Last week, in conjunction with the first session of Alberta’s 28th legislature, house leader Dave Hancock announced Premier Alison Redford’s government approval of most of the recommendations laid down by Major in his written report on salaries paid to Alberta politicians. Redford had originally pledged to accept every one of Major’s recommendations around MLA pay. However, immediately following the 327-page report’s publication, the premier announced she would not accept the recommendation for an increase in her salary to $335,000 (a raise of $124,000).
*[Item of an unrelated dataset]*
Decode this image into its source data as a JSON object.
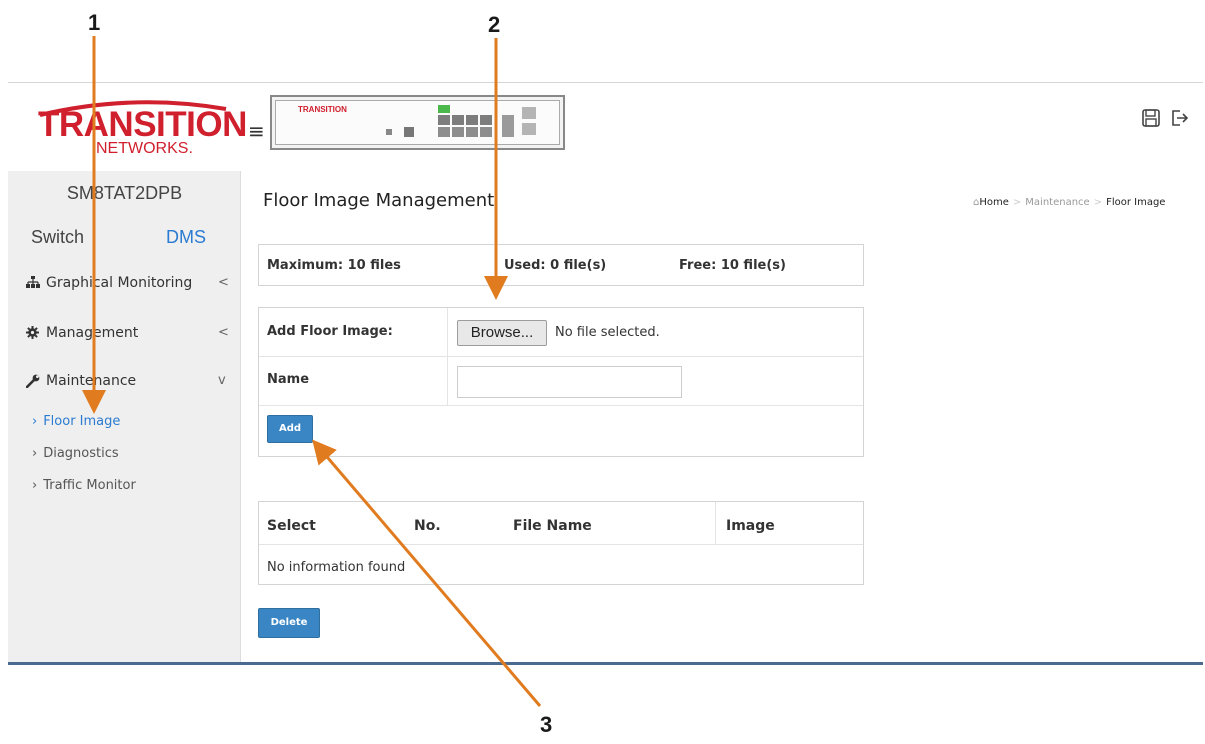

The topic of MLA salaries and the severance packages handed out to those retired or defeated serving members was prevalent leading up to last month’s election. Following the election, the Canadian Taxpayers’ Foundation (CTF) estimated the severance package would cost taxpayers just under $15 million in payouts to retiring or defeated MLAs.
The Redford government will comply with Major’s recommendation and scrap MLA severance packages. Other items on the chopping block include RRSP funding and any additional money MLAs received for sitting on committees. MLAs will instead be paid a base salary of $134,000, plus up to $67,000 if they take on additional responsibilities.
The tax-free portion of the MLA salary, which was originally implemented to compensate politicians for their out-of-pocket expenses, has also been cut, contrary to Major’s recommendation to keep part of the salary tax-free.
“They’ve been basically double dipping,” Saskiw said, as expense accounts were already in place for existing MLAs to compensate them for purchases on the job. Though he is pleased with the proposed actions by the PCs, the Lac La Biche-St. Paul-Two Hills MLA said his party has issues with Major’s recommendation for a defined benefit pension plan.
“The one concern we do have is they haven’t made a final decision on the defined pension plan,” he said. “What they said is that they’ll put that issue to a committee and the Wildrose will definitely fight tooth and nail to ensure there is no defined pension plan in legislation.”
Saskiw cited the pension plan scrapped by former Premier Ralph Klein in the early ’90s, saying these types of plans create “unfunded liabilities that leave taxpayers on the hook.
“Before Premier Klein eliminated it, there was still, I believe, around $40 million of unfunded liabilities,” he added. “They’re archaic and they’re not used. I don’t think there’s been a defined pension plan in the private sector for over 20 years.”
Instead of the defined pension plan, Saskiw said the Wildrose believe a defined contribution plan, where MLAs get what they put in, would be more suitable.
In his report, Major cites research that a defined benefit pension plan can deliver the same retirement income at 46 per cent lower cost than an individual-defined contribution account.
Other critics of the defined benefit pension plan, including the CTF, recommended the government create an optional group RRSP for MLAs where the government will match dollar-for-dollar contributions from MLAs to a maximum of the RRSP contribution limit.
Aside from the pension debate, Saskiw said the PC government’s decision to accept the majority of Major’s other recommendations “is a step in the right direction and quite consistent with what the Wildrose had proposed with our paying perks policy.”
After MLAs accept the recommendations, the report will be handed over to the Member Services Committee where it will begin implementing changes over the coming months.